Is there a reliable list of songs recorded at Motown Hitsville Studio A?
July 1, 2018 6:29 PM

We are visiting Detroit in a few weeks and touring the Motown Museum (yay!) I want to make a playlist of stuff that was recorded on site in Studio A, but Google/Wikipeida fails me with a reliable list. Is there anything more definitive out there?

There MUST be music obsessives who have cataloged this stuff. I see that there was a 4-disc compilation put out in the early 90s, and I see that Wikipedia has a list of albums recorded there. But both seem to be unreliable: for example, The Jackson 5 recorded "I Want You Back," "I'll Be There," and most of their other hits in California.

Any help is appreciated. I love going to a place and feeling the history in the room.
posted by AgentRocket to Media & Arts (2 answers total) 4 users marked this as a favorite
Discogs is a good online resource for this kind of information. It tends to rely on what is present on the physical label of the release though, which might account for the paucity of the information as Motown didn't typically detail this.

You might have to read a longer history of Motown to confirm this, but I would assume that unless otherwise stated, everything they released from the establishment of the studio to the move out to LA (1959–1971) was recorded there. In any case, plenty of killer records.
posted by einekleine at 11:55 PM on July 1, 2018


I would assume that unless otherwise stated, everything they released from the establishment of the studio to the move out to LA (1959–1971) was recorded there.

Seconding this, with some additional details:

It's a little unclear, but in 1966 (Motown Timeline from the museum's website) or 1967 (Wikipedia) Berry Gordy bought another Detroit record label, and began using their recording studio as "Studio B". So everything before '66/'67 has to be Studio A, because that was all there was.

Then, check out this Sound On Sound article about recording Marvin Gaye's "What's Going On?" Couple of relevant excerpts:
"The rhythm tracks and overdubs for those songs were done at Studio A on West Grand Boulevard,” Sands explains. "Studio B, originally known as Golden World and located at 3246 West Davison, was mostly used for strings, horns, and lead and background vocals. The Funk Brothers would moonlight there before Berry bought the place, and after he did so it still had the original Neumann solid-state console and a Scully eight‑track machine.”

Meanwhile, the Studio A live area, known as 'The Snake Pit', had chief engineer Mike McLean's home-built, five‑channel line amplifier, into which a musician could plug a guitar or bass. This went to a balanced patchbay and from there into the tape machine which, in 1968, was upgraded from an Ampex‑based, one‑inch eight‑track built by McLean to a two‑inch Ampex MM1000 16‑track.

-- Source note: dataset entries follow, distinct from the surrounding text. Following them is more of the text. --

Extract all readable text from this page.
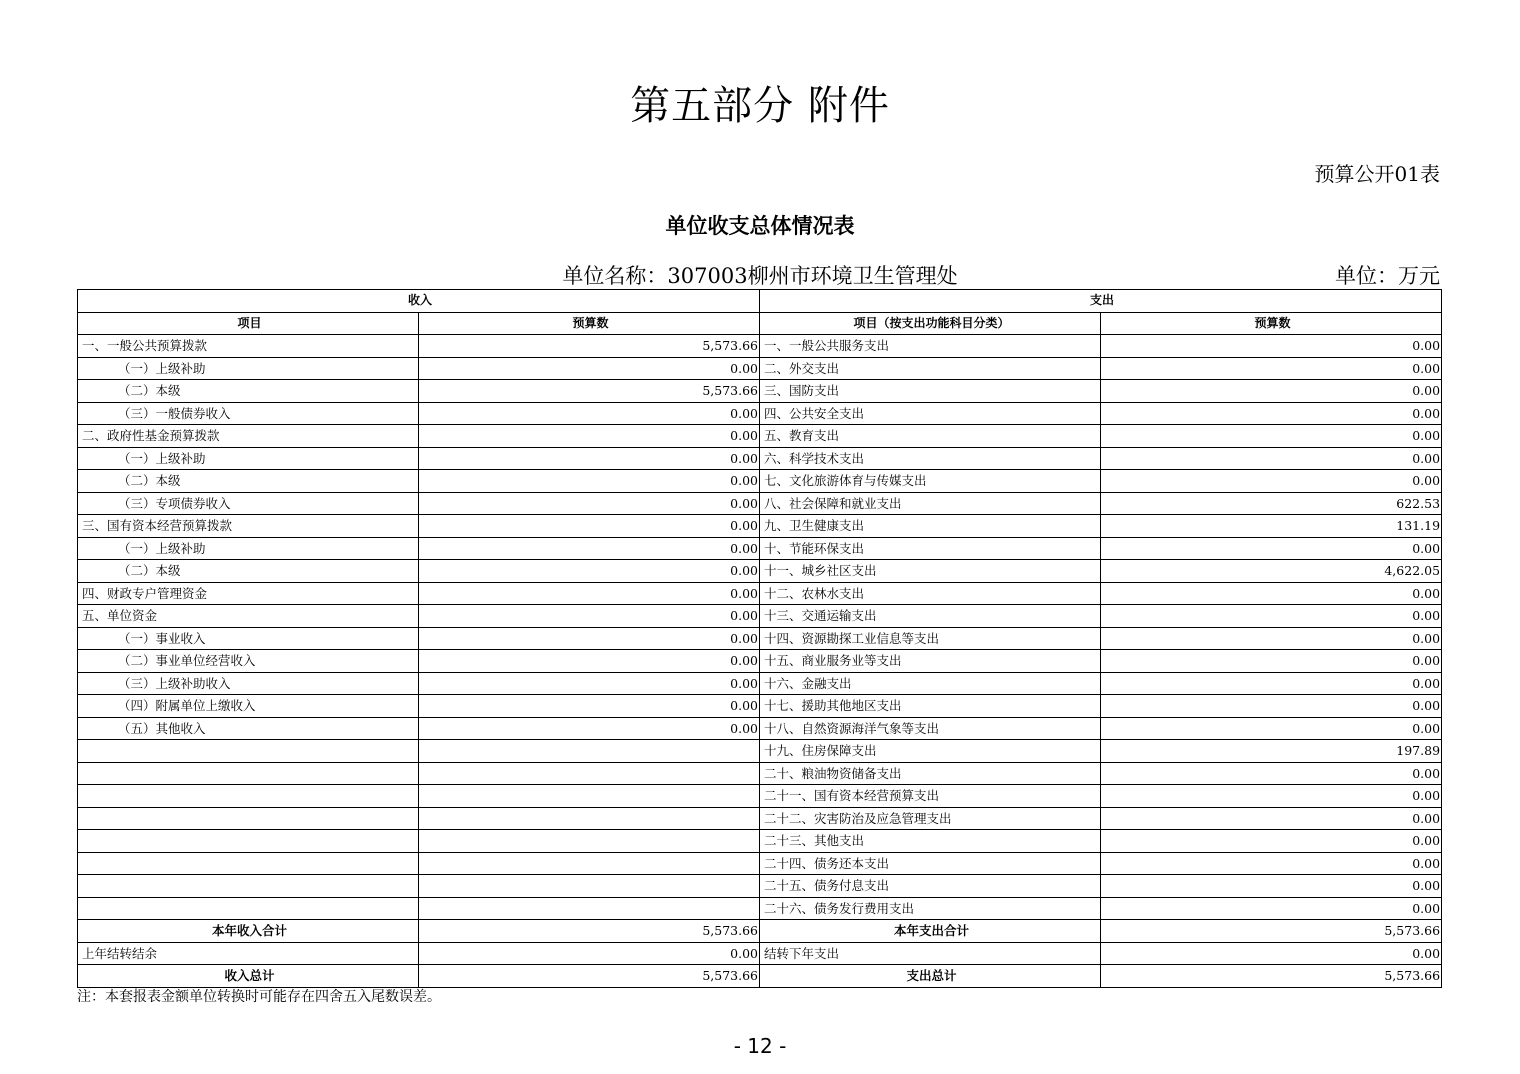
第五部分 附件
预算公开01表
单位收支总体情况表
单位名称：307003柳州市环境卫生管理处	单位：万元
收入		支出	
项目	预算数	项目（按支出功能科目分类）	预算数
一、一般公共预算拨款	5,573.66	一、一般公共服务支出	0.00
（一）上级补助	0.00	二、外交支出	0.00
（二）本级	5,573.66	三、国防支出	0.00
（三）一般债券收入	0.00	四、公共安全支出	0.00
二、政府性基金预算拨款	0.00	五、教育支出	0.00
（一）上级补助	0.00	六、科学技术支出	0.00
（二）本级	0.00	七、文化旅游体育与传媒支出	0.00
（三）专项债券收入	0.00	八、社会保障和就业支出	622.53
三、国有资本经营预算拨款	0.00	九、卫生健康支出	131.19
（一）上级补助	0.00	十、节能环保支出	0.00
（二）本级	0.00	十一、城乡社区支出	4,622.05
四、财政专户管理资金	0.00	十二、农林水支出	0.00
五、单位资金	0.00	十三、交通运输支出	0.00
（一）事业收入	0.00	十四、资源勘探工业信息等支出	0.00
（二）事业单位经营收入	0.00	十五、商业服务业等支出	0.00
（三）上级补助收入	0.00	十六、金融支出	0.00
（四）附属单位上缴收入	0.00	十七、援助其他地区支出	0.00
（五）其他收入	0.00	十八、自然资源海洋气象等支出	0.00
		十九、住房保障支出	197.89
		二十、粮油物资储备支出	0.00
		二十一、国有资本经营预算支出	0.00
		二十二、灾害防治及应急管理支出	0.00
		二十三、其他支出	0.00
		二十四、债务还本支出	0.00
		二十五、债务付息支出	0.00
		二十六、债务发行费用支出	0.00
本年收入合计	5,573.66	本年支出合计	5,573.66
上年结转结余	0.00	结转下年支出	0.00
收入总计	5,573.66	支出总计	5,573.66
注：本套报表金额单位转换时可能存在四舍五入尾数误差。
- 12 -
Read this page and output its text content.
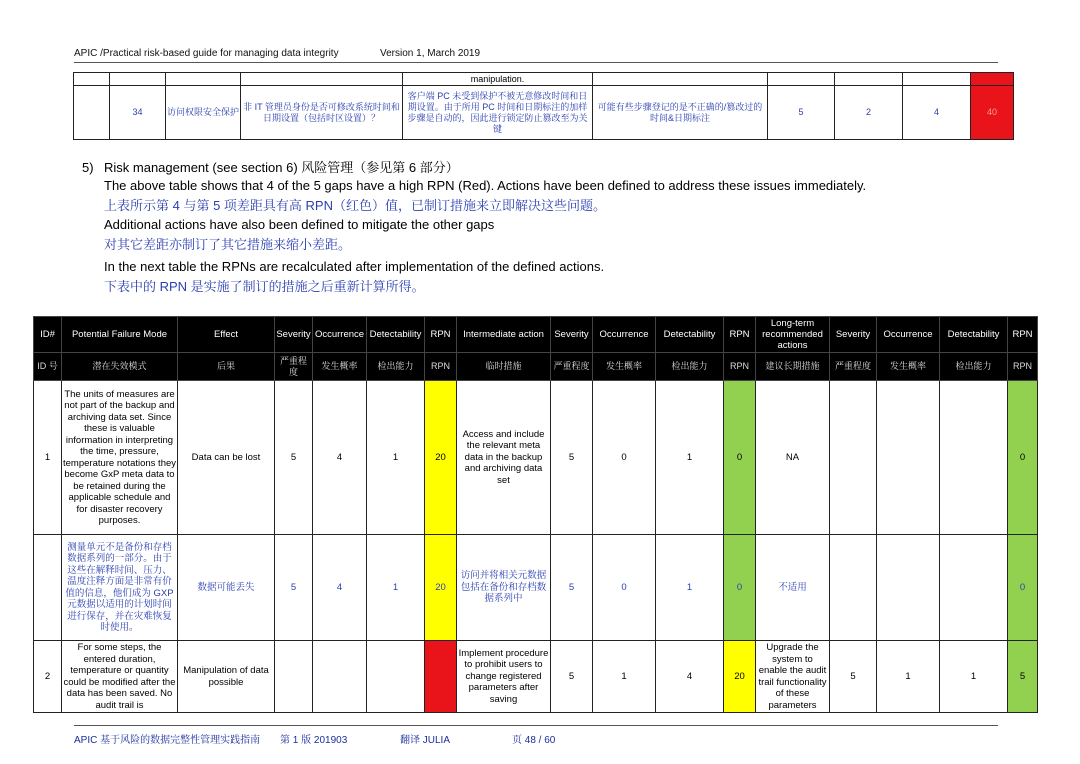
APIC /Practical risk-based guide for managing data integrity	Version 1, March 2019
				manipulation.					
	34	访问权限安全保护	非 IT 管理员身份是否可修改系统时间和日期设置（包括时区设置）？	客户端 PC 未受到保护不被无意修改时间和日期设置。由于所用 PC 时间和日期标注的加样步骤是自动的，因此进行锁定防止篡改至为关键	可能有些步骤登记的是不正确的/篡改过的时间&日期标注	5	2	4	40
5) Risk management (see section 6) 风险管理（参见第 6 部分）

The above table shows that 4 of the 5 gaps have a high RPN (Red). Actions have been defined to address these issues immediately.

上表所示第 4 与第 5 项差距具有高 RPN（红色）值，已制订措施来立即解决这些问题。

Additional actions have also been defined to mitigate the other gaps

对其它差距亦制订了其它措施来缩小差距。

In the next table the RPNs are recalculated after implementation of the defined actions.

下表中的 RPN 是实施了制订的措施之后重新计算所得。

ID#	Potential Failure Mode	Effect	Severity	Occurrence	Detectability	RPN	Intermediate action	Severity	Occurrence	Detectability	RPN	Long-term recommended actions	Severity	Occurrence	Detectability	RPN
ID 号	潜在失效模式	后果	严重程度	发生概率	检出能力	RPN	临时措施	严重程度	发生概率	检出能力	RPN	建议长期措施	严重程度	发生概率	检出能力	RPN
1	The units of measures are not part of the backup and archiving data set. Since these is valuable information in interpreting the time, pressure, temperature notations they become GxP meta data to be retained during the applicable schedule and for disaster recovery purposes.	Data can be lost	5	4	1	20	Access and include the relevant meta data in the backup and archiving data set	5	0	1	0	NA				0
	测量单元不是备份和存档数据系列的一部分。由于这些在解释时间、压力、温度注释方面是非常有价值的信息，他们成为 GXP 元数据以适用的计划时间进行保存，并在灾难恢复时使用。	数据可能丢失	5	4	1	20	访问并将相关元数据包括在备份和存档数据系列中	5	0	1	0	不适用				0
2	For some steps, the entered duration, temperature or quantity could be modified after the data has been saved. No audit trail is	Manipulation of data possible					Implement procedure to prohibit users to change registered parameters after saving	5	1	4	20	Upgrade the system to enable the audit trail functionality of these parameters	5	1	1	5
APIC 基于风险的数据完整性管理实践指南 第 1 版 201903	翻译 JULIA	页 48 / 60
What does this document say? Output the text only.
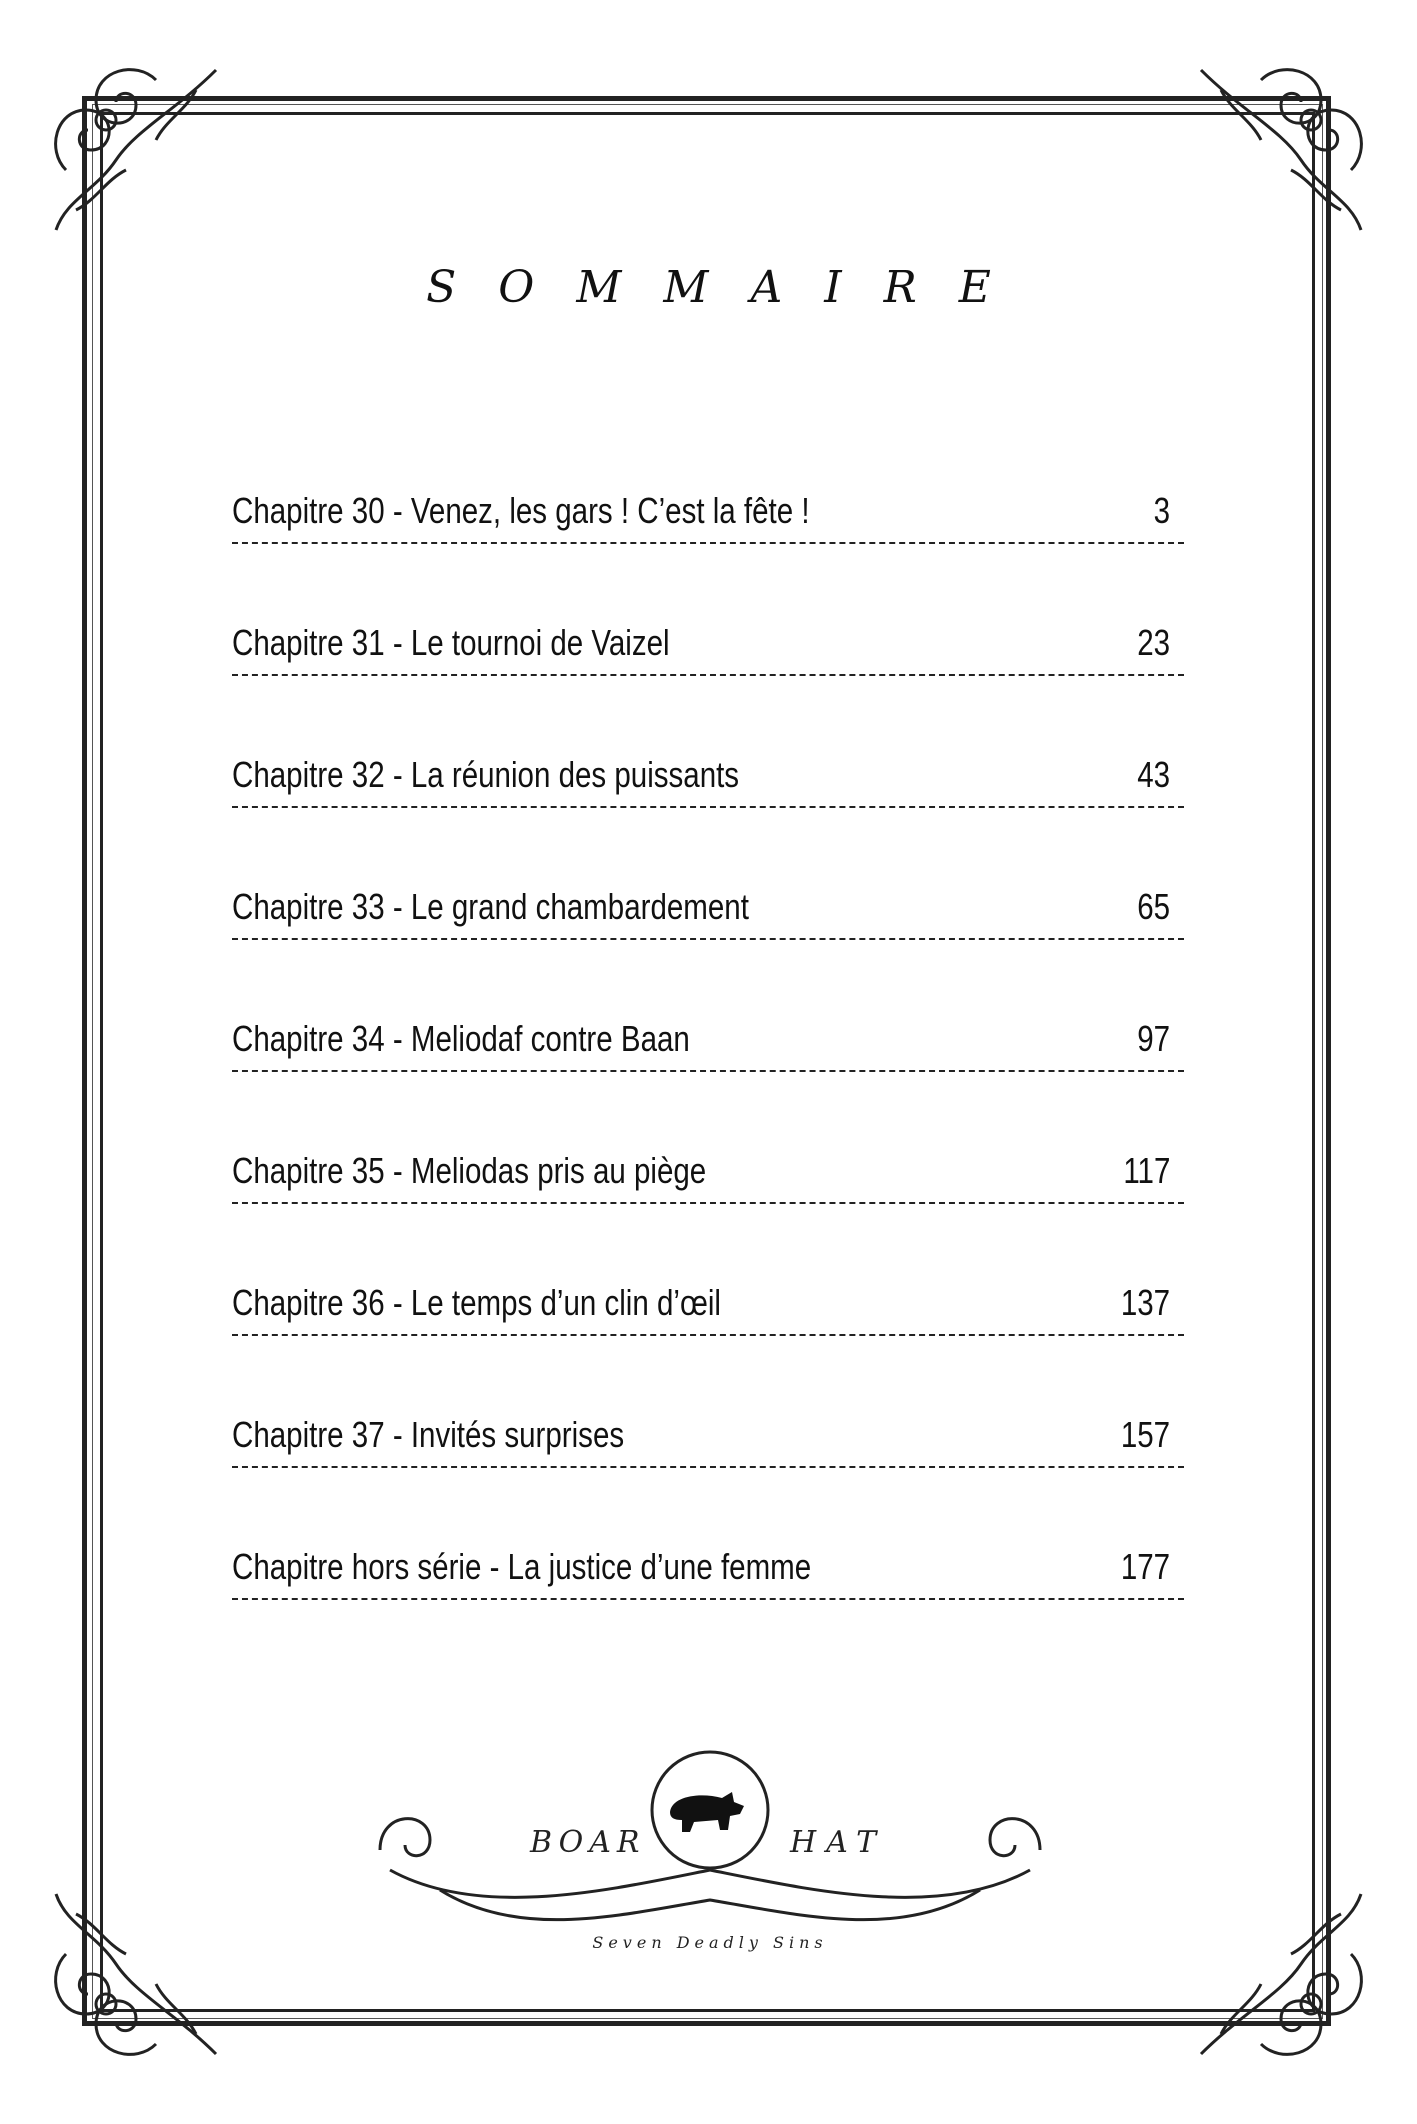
SOMMAIRE
Chapitre 30 - Venez, les gars ! C’est la fête !	3
Chapitre 31 - Le tournoi de Vaizel	23
Chapitre 32 - La réunion des puissants	43
Chapitre 33 - Le grand chambardement	65
Chapitre 34 - Meliodaf contre Baan	97
Chapitre 35 - Meliodas pris au piège	117
Chapitre 36 - Le temps d’un clin d’œil	137
Chapitre 37 - Invités surprises	157
Chapitre hors série - La justice d’une femme	177
BOAR	HAT
Seven Deadly Sins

Not that Ken Sands recorded all of the instruments for What's Going On, or even for the title track. Indeed, during the label's halcyon years, it was standard Motown procedure for a rhythm track to be handled by several different staff engineers.

"Everything was done piecemeal,” Sands explains. "One engineer might record just the basic piano, bass and drums, maybe a guitar too, and then other engineers would overdub the rest of the instruments: conga, tambourine, bongos, another guitar, Wurlitzer piano, Rhodes piano, whatever, followed later on by the lead vocals and background vocals. Some of us would also do horn sessions or string sessions with the Detroit Symphony and [trumpet player] Johnny Trudell, which I enjoyed a lot. It wasn't about specialisation. Certain producers favoured certain engineers, but the work was distributed between everybody.”
IOW, clearly Berry was using modern recording technology (and a certain "music factory" approach) to use both studios simultaneously and as needed and available to create the records. Which probably at least partially explains why you're having trouble tracking down info - it seems a safe bet that most if not all records done after he purchased "Studio B" were worked on in both studios.

Finally, there's this bit from an article on Motown's move from Detroit to LA:
in fact Motown’s Detroit operations continued for a while after the declaration that they were ending. Marvin Gaye (one of the final ‘60s Motown stars to make the move to L.A.) recorded his hit “Trouble Man” at Studio A in September [1972], and the legendary “Snakepit” stayed open for more than a year after that: the final Motown session in 2648 West Grand’s log books is instrumental tracks for Art & Honey’s unissued “Always Together” and “What Have I Done,” on August 30, 1973, featuring several of the Funk Brothers. Studio B, the former Golden World Records space that Gordy had bought in 1968, was open even longer – Motown artists were still recording there as late as September 1974.
In summary:

1959-1966 - all Studio A
1966-1971 - probably at least partially Studio A
1971-1973 - possibly at least partially Studio A unless otherwise noted.